Climate is sensitive to both the total amount of solar radiation falling onto Earth’s surface, and the latitudinal and seasonal distribution of that insolation. As the authors point out, the impact of the precession and eccentricity cycles on hemispheric insolation need to be viewed together. During MIS 14, Earth’s orbital cycles conspired to create a strong imbalance between the northern and southern Hemispheres, with the Southern Hemisphere strongly biased toward colder conditions.

Today, Earth’s orbit is slightly elliptical, with perihelion around the boreal (northern) winter solstice. This implies that it is at aphelion around the boreal summer solstice. When the orbit approaches a circle, these distance differences would have negligible effects. However, since some eccentricity applies, the solar radiation on illuminated places of the globe will be somewhat more intense in boreal winter (austral summer) than in boreal summer (austral winter). Effectively, this weakens the northern hemisphere’s seasonal contrast, whereas that on the southern hemisphere is strengthened. Similar to the conditions during MIS 13-15 but much less extreme. Such conditions are not conclusive but are a strong indication of things to come.
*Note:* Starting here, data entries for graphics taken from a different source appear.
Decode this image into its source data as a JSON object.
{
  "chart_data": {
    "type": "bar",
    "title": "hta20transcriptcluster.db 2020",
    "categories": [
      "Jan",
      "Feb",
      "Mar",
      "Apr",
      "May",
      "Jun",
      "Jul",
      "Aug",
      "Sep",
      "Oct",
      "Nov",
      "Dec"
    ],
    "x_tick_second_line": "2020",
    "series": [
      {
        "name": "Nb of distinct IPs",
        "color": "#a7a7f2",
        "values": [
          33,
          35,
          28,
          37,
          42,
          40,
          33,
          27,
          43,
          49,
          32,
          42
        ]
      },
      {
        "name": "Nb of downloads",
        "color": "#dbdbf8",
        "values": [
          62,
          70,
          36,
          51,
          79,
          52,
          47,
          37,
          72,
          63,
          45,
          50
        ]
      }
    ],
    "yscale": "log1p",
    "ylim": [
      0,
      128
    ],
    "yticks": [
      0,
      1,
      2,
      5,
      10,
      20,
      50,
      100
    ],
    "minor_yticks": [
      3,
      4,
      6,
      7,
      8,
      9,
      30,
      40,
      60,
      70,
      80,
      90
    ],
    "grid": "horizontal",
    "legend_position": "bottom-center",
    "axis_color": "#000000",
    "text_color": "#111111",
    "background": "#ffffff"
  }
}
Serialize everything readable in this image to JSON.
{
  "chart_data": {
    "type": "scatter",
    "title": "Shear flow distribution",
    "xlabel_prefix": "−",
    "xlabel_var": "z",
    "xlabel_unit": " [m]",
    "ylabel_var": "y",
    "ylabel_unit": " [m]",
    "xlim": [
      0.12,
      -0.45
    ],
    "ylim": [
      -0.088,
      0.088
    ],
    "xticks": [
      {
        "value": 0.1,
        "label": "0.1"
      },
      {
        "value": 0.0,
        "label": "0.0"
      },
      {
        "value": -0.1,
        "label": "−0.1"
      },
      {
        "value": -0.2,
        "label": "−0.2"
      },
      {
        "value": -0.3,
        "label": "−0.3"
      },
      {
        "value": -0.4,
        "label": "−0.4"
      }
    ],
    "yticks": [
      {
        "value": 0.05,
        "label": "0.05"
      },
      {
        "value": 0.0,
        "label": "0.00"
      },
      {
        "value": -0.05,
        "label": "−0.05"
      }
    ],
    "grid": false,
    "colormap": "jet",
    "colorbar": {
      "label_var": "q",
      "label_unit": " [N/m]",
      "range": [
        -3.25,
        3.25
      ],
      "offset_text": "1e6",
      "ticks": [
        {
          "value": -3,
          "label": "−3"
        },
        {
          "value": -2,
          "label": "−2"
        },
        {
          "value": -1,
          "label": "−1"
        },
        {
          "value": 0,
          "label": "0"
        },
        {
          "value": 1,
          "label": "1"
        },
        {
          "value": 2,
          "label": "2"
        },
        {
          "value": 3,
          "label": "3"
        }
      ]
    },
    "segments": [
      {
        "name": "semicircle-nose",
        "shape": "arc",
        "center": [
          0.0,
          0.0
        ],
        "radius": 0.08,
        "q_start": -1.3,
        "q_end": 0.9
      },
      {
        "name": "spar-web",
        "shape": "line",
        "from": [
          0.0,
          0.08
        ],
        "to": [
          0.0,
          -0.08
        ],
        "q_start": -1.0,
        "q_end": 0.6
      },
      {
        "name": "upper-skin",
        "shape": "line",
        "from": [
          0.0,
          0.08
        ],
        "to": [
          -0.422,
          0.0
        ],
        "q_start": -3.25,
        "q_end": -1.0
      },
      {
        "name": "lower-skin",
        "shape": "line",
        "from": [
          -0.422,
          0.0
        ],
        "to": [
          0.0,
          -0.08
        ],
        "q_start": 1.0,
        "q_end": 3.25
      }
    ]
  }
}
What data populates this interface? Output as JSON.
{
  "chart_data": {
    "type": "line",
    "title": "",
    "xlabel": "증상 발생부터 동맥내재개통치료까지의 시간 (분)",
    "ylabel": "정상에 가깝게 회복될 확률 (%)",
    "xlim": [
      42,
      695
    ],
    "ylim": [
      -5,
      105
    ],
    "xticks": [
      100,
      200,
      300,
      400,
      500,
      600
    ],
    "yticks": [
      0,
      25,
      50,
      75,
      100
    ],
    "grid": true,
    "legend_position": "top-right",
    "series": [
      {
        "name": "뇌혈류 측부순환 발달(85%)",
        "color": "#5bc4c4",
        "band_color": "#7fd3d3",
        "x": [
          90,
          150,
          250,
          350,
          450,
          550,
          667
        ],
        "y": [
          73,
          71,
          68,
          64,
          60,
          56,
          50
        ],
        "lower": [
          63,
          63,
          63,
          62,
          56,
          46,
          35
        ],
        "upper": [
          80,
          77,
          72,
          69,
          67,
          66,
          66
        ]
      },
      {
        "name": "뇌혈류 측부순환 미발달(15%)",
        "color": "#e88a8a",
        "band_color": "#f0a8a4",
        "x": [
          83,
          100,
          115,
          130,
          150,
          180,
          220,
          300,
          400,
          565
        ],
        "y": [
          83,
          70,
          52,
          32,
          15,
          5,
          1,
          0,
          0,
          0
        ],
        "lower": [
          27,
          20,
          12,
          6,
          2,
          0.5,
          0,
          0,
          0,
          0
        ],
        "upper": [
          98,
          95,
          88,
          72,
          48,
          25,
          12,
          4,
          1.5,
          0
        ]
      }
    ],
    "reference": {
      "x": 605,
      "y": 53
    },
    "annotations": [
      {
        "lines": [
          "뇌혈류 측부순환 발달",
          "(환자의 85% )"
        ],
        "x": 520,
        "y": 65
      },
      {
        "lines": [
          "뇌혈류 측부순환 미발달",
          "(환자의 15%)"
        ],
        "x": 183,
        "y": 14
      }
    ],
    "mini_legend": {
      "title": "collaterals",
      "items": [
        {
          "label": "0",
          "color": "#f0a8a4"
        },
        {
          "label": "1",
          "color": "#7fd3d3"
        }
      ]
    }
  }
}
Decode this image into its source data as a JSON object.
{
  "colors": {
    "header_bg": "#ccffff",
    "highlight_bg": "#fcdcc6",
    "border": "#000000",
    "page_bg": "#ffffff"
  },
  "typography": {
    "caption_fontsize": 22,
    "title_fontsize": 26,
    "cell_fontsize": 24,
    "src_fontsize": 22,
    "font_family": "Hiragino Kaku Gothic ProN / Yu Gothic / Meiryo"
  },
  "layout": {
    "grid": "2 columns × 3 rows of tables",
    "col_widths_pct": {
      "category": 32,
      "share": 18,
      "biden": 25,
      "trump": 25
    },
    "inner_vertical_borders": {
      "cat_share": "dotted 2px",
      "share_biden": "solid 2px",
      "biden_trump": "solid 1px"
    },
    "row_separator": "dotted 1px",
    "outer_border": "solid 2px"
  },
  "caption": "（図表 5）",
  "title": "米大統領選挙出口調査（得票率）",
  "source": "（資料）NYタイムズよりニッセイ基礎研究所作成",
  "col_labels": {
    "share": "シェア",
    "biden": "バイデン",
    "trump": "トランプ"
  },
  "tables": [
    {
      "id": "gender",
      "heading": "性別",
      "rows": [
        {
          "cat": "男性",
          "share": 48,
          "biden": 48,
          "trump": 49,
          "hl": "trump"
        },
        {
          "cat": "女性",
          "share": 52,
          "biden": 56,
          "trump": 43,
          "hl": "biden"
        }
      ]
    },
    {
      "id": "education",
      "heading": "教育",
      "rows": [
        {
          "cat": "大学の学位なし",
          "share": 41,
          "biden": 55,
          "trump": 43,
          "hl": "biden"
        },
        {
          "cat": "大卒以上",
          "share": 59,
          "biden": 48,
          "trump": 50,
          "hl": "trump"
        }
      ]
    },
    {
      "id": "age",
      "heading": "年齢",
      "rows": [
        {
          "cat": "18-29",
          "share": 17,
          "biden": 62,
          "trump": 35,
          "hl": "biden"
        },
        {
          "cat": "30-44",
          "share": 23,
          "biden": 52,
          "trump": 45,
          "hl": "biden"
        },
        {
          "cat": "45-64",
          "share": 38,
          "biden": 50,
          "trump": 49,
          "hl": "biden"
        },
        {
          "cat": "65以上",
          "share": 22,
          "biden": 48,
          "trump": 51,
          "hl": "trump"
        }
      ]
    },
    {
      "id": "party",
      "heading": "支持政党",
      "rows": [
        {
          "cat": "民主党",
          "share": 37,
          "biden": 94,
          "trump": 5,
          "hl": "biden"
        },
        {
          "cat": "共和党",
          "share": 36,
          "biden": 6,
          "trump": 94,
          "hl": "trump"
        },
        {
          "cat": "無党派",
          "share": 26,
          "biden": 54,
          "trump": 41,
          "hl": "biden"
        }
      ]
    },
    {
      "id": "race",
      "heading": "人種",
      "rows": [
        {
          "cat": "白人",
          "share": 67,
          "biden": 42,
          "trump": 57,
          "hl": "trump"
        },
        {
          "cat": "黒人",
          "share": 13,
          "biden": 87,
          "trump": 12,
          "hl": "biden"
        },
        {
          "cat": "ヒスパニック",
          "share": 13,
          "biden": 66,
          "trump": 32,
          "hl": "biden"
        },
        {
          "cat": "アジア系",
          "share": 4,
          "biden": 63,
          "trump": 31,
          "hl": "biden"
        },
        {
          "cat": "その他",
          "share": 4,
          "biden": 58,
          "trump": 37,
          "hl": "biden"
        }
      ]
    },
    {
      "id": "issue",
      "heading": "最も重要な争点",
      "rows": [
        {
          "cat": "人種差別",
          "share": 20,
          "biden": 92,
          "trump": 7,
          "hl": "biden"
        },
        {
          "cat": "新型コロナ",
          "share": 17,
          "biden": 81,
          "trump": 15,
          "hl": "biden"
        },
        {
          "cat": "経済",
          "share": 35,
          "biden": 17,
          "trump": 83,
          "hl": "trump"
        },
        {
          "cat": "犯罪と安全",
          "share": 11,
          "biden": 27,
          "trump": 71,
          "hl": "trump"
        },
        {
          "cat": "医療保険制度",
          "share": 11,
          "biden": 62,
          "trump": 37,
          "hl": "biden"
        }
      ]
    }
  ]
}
It has long been accepted that the glacial-interglacial cycles were synchronous in the Northern and Southern Hemispheres, triggered by summer insolation at high northern latitudes as proposed by Milankovitch. However, the key physical mechanisms are far from well understood. To understand the relationship of insolation and the glacial cycles, numerous investigations have focused on the orbital configuration or the insolation around glacial terminations because the magnitude and abruptness of changes at the terminations facilitate accurate identification of climate transitions. In contrast, the relationship between glacial inception and regional insolation forcing is less clear due to the gradual changes in the marine δ18O records at the interglacial-to-glacial transitions, as, for example, during marine oxygen isotope stage (MIS) 11/10 and MIS 9/8, although the timing of the two recent transitions at MIS 7/6 and 5/4 appears to be consistent with Northern Hemisphere forcing. Deciphering MIS 14 with strong hemispheric asymmetry decreases the uncertainty in the correlation of orbital forcing and gradual climate changes during glacial inception, and provides a convincing pointer to the pattern of insolation responsible for glacial inception.
What are we to take from this latest scientific work? First is that science is an iterative process, where yesterday’s answers are constantly refined and modified as new information comes to light. Second, what has been long known as the proximate cause for glacial/interglacial changes—namely orbital variation—has not been eclipsed by things so tenuous as trace levels of atmospheric greenhouse gases. To claim CO2 causes climate change is like blaming a whiff of smoke in the air for burning down your house.